32 Kita patut bersukaria karena adikmu itu tadinya mati, tetapi sekarang hidup lagi. Ia dahulu hilang, tetapi sekarang ia kembali lagi.’”
(Lukas 15: 11-32)
Dalam cerita ini kita diperumpamakan seperti anak yang sulung, anak yang religius, atau anak yang bungsu yang pergi jauh. Meskipun putra yang sulung mematuhi semua aturan agama, dia tidak pernah memahami hati ayahnya yang pengasih. Putra bungsunya mengira ia mendapatkan kebebasan dengan meninggalkan rumah tetapi mendapati dirinya diperbudak oleh kelaparan dan kehinaan. Kemudian dia ‘sadar kembali’ dan menyadari bahwa dia dapat kembali ke rumahnya. Kembali pulang akan mengungkapkan bahwa dia telah salah meninggalkan tempat pertama kalinya, dan menyadari ini akan membutuhkan kerendahan hati. Ini adalah ilustrasi yang diberikan kepada kita untuk membantu kita memahami apa ‘pertobatan’, yang diajarkan oleh nabi Yahya (AS) dengan sangat berani, yang sesungguhnya.

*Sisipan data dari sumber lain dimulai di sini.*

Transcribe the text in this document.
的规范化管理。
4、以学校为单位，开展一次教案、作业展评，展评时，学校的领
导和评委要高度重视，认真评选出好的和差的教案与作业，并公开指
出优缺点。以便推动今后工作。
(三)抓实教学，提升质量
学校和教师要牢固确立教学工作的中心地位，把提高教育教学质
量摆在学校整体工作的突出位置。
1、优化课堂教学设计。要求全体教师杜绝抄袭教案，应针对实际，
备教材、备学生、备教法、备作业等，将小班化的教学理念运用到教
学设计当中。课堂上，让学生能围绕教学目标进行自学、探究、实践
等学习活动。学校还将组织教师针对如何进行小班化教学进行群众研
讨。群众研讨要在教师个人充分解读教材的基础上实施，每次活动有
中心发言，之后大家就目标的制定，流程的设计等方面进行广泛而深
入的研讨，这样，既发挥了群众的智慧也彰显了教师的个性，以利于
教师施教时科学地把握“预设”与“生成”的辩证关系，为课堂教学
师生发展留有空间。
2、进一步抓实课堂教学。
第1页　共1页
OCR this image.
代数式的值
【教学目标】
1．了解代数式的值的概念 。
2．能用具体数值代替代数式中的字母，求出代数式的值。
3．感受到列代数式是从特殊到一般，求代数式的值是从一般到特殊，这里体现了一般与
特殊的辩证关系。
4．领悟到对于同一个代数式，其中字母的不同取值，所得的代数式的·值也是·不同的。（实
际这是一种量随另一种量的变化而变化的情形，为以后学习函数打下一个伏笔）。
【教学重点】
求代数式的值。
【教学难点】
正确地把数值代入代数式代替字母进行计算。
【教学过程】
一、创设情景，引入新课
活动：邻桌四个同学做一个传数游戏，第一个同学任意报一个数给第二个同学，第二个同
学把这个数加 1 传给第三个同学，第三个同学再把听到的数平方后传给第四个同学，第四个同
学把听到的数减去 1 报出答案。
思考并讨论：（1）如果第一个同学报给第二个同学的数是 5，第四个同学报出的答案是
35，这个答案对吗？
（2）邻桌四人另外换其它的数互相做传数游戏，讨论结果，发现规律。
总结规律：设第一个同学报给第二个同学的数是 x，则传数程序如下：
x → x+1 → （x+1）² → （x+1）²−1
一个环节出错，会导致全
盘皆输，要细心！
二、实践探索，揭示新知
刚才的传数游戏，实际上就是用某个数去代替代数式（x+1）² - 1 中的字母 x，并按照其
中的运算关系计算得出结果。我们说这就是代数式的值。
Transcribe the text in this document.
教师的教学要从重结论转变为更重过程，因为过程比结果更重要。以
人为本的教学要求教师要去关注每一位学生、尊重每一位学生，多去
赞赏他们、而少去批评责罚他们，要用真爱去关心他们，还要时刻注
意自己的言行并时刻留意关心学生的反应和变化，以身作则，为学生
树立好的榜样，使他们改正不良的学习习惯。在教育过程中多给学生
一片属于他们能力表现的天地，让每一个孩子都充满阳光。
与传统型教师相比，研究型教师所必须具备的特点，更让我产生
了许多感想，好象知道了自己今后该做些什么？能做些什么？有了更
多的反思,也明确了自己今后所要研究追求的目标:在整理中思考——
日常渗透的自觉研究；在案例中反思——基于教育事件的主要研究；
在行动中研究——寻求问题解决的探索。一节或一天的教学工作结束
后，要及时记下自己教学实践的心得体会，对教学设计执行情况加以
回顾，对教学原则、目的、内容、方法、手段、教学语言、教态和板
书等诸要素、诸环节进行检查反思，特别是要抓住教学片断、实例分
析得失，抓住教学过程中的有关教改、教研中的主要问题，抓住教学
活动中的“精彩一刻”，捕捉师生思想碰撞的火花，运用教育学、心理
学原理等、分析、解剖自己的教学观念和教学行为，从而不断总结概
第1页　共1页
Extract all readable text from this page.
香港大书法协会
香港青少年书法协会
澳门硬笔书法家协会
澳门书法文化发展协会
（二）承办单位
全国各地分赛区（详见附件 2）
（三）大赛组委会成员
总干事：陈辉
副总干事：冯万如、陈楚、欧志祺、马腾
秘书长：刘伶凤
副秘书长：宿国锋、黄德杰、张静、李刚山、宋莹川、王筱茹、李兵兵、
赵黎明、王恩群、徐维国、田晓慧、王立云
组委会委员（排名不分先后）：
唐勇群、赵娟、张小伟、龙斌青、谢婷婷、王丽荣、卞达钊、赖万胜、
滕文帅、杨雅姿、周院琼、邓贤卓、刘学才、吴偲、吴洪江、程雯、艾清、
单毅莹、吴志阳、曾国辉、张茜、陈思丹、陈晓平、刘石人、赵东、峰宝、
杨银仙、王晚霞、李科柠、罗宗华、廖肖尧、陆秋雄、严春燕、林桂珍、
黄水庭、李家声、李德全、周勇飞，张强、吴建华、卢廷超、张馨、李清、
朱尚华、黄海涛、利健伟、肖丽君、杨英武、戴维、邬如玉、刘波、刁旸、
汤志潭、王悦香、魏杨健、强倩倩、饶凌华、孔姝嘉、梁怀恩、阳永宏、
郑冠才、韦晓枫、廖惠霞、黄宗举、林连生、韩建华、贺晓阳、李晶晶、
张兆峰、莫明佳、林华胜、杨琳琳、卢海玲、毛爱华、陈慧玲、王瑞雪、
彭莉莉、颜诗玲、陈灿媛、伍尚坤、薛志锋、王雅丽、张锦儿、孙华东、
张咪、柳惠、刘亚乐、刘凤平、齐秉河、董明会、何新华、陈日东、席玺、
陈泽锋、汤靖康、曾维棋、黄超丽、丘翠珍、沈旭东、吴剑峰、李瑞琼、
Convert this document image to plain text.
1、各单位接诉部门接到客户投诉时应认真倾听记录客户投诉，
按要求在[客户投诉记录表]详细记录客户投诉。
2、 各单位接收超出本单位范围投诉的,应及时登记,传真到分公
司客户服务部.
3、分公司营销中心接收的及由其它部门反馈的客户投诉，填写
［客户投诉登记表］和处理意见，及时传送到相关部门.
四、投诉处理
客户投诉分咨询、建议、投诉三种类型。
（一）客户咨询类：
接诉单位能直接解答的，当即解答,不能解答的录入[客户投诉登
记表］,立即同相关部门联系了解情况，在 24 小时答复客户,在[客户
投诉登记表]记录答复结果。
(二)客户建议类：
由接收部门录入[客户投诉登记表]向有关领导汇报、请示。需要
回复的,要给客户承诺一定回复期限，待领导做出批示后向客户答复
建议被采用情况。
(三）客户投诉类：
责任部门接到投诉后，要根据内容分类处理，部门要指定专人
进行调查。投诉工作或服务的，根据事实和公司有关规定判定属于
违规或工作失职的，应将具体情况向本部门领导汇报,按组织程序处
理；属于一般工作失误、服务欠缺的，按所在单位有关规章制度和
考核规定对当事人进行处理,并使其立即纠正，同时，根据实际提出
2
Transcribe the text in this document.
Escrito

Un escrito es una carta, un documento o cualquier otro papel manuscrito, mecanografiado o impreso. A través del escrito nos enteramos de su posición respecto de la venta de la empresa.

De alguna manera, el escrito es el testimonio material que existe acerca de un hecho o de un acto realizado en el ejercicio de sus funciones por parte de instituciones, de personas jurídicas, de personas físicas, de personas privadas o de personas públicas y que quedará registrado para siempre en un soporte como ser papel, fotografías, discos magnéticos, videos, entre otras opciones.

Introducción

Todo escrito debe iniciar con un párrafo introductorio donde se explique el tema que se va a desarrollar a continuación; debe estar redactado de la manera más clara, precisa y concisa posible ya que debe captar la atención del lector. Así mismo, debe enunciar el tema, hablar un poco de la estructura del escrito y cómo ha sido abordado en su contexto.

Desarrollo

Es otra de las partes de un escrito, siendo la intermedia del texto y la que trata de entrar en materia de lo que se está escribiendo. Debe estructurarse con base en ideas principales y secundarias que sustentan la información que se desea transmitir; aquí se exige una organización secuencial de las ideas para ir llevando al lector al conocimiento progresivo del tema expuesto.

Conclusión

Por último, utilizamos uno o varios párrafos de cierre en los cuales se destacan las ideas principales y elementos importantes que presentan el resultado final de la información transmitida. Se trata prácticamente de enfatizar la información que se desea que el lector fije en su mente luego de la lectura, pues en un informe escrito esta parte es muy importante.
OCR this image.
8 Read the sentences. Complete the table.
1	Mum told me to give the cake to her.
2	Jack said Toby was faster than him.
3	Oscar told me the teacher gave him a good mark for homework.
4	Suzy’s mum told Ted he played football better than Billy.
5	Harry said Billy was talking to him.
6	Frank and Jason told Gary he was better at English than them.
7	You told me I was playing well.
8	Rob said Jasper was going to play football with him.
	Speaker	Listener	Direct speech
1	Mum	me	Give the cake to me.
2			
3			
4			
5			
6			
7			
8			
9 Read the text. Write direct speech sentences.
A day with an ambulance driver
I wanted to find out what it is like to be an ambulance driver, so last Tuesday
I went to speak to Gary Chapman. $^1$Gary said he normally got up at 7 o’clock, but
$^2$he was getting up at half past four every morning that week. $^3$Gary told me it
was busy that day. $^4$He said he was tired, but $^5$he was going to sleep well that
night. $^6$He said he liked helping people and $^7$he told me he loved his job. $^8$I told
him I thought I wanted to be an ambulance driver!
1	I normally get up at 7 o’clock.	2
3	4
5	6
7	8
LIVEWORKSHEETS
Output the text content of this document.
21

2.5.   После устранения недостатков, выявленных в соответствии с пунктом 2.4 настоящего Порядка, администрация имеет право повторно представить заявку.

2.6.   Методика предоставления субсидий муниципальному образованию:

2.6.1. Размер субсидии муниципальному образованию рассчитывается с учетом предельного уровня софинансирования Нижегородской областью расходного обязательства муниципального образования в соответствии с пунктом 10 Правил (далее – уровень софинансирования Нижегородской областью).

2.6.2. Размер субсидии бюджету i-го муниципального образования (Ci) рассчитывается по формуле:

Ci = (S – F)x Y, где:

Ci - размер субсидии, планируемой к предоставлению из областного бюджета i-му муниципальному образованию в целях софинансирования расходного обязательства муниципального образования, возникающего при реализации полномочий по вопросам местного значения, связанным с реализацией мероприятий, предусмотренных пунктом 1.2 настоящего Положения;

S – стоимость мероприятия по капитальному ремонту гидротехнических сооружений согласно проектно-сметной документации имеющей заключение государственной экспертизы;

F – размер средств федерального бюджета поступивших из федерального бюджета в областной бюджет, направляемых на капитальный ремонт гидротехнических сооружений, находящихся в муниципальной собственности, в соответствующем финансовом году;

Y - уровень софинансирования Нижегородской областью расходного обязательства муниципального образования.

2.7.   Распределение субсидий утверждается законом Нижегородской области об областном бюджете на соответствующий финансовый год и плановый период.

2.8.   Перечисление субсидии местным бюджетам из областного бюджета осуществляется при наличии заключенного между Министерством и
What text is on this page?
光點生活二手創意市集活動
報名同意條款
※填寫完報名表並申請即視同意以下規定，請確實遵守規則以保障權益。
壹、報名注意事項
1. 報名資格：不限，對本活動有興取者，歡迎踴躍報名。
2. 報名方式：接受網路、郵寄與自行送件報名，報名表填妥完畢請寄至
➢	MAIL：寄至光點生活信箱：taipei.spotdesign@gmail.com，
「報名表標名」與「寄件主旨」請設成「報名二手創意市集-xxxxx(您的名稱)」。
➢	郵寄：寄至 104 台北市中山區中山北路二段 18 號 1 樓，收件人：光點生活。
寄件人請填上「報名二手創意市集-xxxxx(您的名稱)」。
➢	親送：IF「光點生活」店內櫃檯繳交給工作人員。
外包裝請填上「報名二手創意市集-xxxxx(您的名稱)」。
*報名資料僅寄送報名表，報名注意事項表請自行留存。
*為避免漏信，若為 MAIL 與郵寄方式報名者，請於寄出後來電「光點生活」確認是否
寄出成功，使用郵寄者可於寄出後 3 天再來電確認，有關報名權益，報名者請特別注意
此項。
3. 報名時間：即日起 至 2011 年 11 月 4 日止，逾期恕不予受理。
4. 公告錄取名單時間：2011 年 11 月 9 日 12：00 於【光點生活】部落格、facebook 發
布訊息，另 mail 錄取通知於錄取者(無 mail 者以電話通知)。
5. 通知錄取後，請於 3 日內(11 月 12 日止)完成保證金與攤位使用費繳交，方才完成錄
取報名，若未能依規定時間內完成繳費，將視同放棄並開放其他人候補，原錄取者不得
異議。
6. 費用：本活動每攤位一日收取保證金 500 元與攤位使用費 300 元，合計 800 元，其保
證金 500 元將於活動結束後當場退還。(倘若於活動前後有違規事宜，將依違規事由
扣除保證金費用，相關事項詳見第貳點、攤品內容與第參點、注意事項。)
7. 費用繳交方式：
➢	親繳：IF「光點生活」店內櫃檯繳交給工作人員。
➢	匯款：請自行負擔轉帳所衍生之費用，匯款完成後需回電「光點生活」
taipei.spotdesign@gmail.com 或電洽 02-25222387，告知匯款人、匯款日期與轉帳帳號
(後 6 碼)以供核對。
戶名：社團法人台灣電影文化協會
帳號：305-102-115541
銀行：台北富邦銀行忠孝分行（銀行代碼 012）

Ketika dia mengesampingkan harga dirinya dan kembali ke ayahnya, dia menemukan cinta itu jauh lebih dari yang dia harapkan. Sandal, jubah, cincin, pesta, berkat, penerimaan – semua ini berbicara tentang cinta. Kisah ini membantu kita memahami bahwa Allah sangat mencintai kita, menginginkan kita untuk kembali kepadaNya. Itu mengharuskan kita untuk ‘bertobat’ dan ketika kita melakukannya kita akan menemukan Dia siap untuk menerima kita. Inilah yang diinginkan Nabi Isa Al-Masih (AS) untuk kita pelajari. Bisakah Anda memasrahkan dan menerima cinta seperti ini?